Montana’s Democratic U.S. Sen. Jon Tester and a handful of conservation groups cheered the news of Williams’ nomination to officially lead the agency she’s overseen as acting director for the past 10 months.
“Montana’s landscapes and outdoor economy depend on our wildlife being managed fairly and responsibly according to the best possible science, which is why I am excited to see Martha Williams has been nominated to serve as Director of the U.S. Fish and Wildlife Service. Martha has spent her entire career standing up for our public lands and has proven herself to be a thoughtful, nonpartisan steward who works collaboratively with folks on the ground to make positive change,” Tester said in an emailed statement.
Montana Conservation Voters tweeted, “Another Montanan making us proud! Congratulations to Martha Williams on her nomination to run the U.S. Fish and Wildlife Service. Her experience, smarts and commitment to protecting the outdoors makes her the ideal USFWS Director.”

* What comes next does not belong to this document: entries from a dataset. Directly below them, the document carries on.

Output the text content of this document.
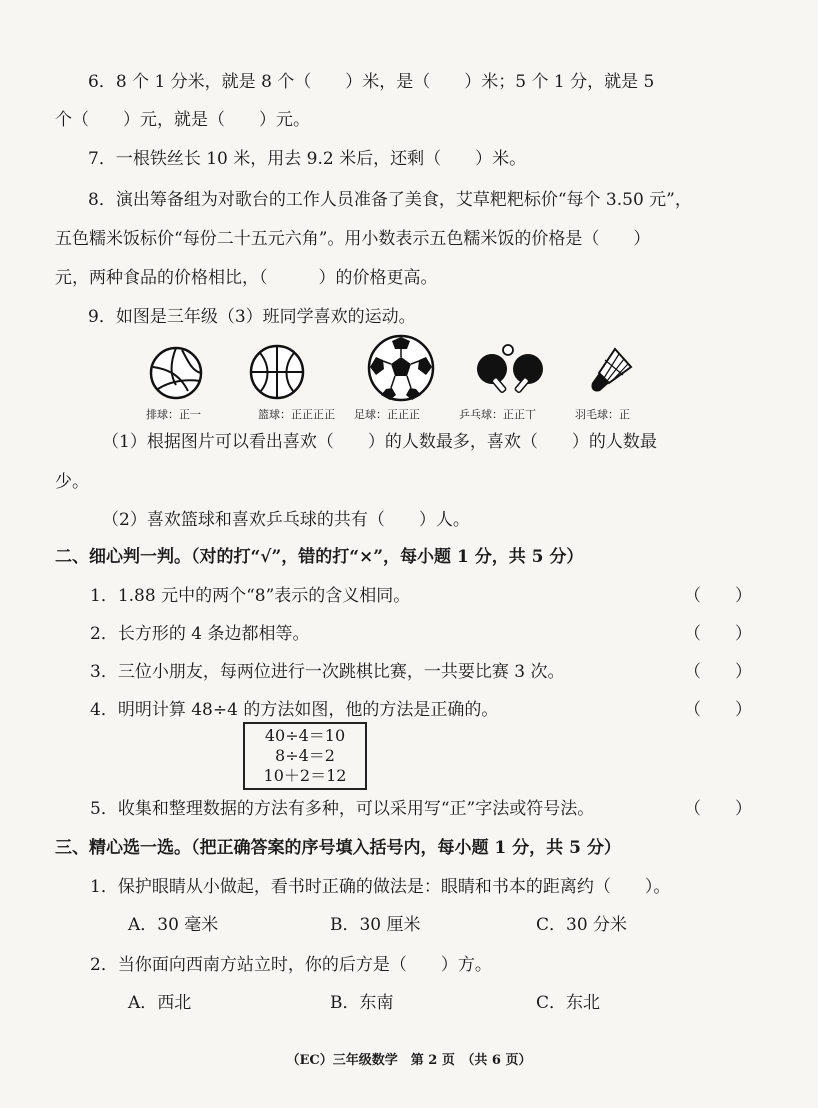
6．8 个 1 分米，就是 8 个（　　）米，是（　　）米；5 个 1 分，就是 5
个（　　）元，就是（　　）元。
7．一根铁丝长 10 米，用去 9.2 米后，还剩（　　）米。
8．演出筹备组为对歌台的工作人员准备了美食，艾草粑粑标价“每个 3.50 元”，
五色糯米饭标价“每份二十五元六角”。用小数表示五色糯米饭的价格是（　　）
元，两种食品的价格相比，（　　　）的价格更高。
9．如图是三年级（3）班同学喜欢的运动。
排球：正一	篮球：正正正正 足球：正正正	乒乓球：正正丅	羽毛球：正
（1）根据图片可以看出喜欢（　　）的人数最多，喜欢（　　）的人数最
少。
（2）喜欢篮球和喜欢乒乓球的共有（　　）人。
二、细心判一判。（对的打“√”，错的打“×”，每小题 1 分，共 5 分）
1．1.88 元中的两个“8”表示的含义相同。	（　　）
2．长方形的 4 条边都相等。	（　　）
3．三位小朋友，每两位进行一次跳棋比赛，一共要比赛 3 次。	（　　）
4．明明计算 48÷4 的方法如图，他的方法是正确的。	（　　）
40÷4＝10
8÷4＝2
10＋2＝12
5．收集和整理数据的方法有多种，可以采用写“正”字法或符号法。	（　　）
三、精心选一选。（把正确答案的序号填入括号内，每小题 1 分，共 5 分）
1．保护眼睛从小做起，看书时正确的做法是：眼睛和书本的距离约（　　）。
A．30 毫米	B．30 厘米	C．30 分米
2．当你面向西南方站立时，你的后方是（　　）方。
A．西北	B．东南	C．东北
（EC）三年级数学　第 2 页　（共 6 页）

Also on Twitter, Public Lands, a project of the National Wildlife Federation, described Williams as a “fantastic choice to lead the USFWS,” and the Audubon Society said the nomination “is good news for birds, people and the places we all need.”
If confirmed to the post, Williams will continue to oversee about 8,000 employees and 567 national wildlife refuges. She’ll be charged with conserving wildlife habitat and implementing some of the nation’s bedrock environmental and land management laws, including the Endangered Species Act and the Pittman-Robertson Act, which distributes federal money from taxes on sporting arms, archery equipment and ammunition to states for habitat conservation and hunter education programs.
Management and protection status of wolves, which was a hot-button issue when Williams worked as legal counsel to FWP, a position she held from 1998 to 2011, will likely be a source of intense scrutiny for Williams, who represented Montana in its push for wolf delisting in the late 2000s
This summer, conservation groups petitioned USFWS to restore Endangered Species Act protections to gray wolves following the passage of legislation in Montana and Idaho aimed at sharply reducing their numbers. Last month the agency said it’s evaluating whether relisting is merited. It’s expected to issue its finding early next summer.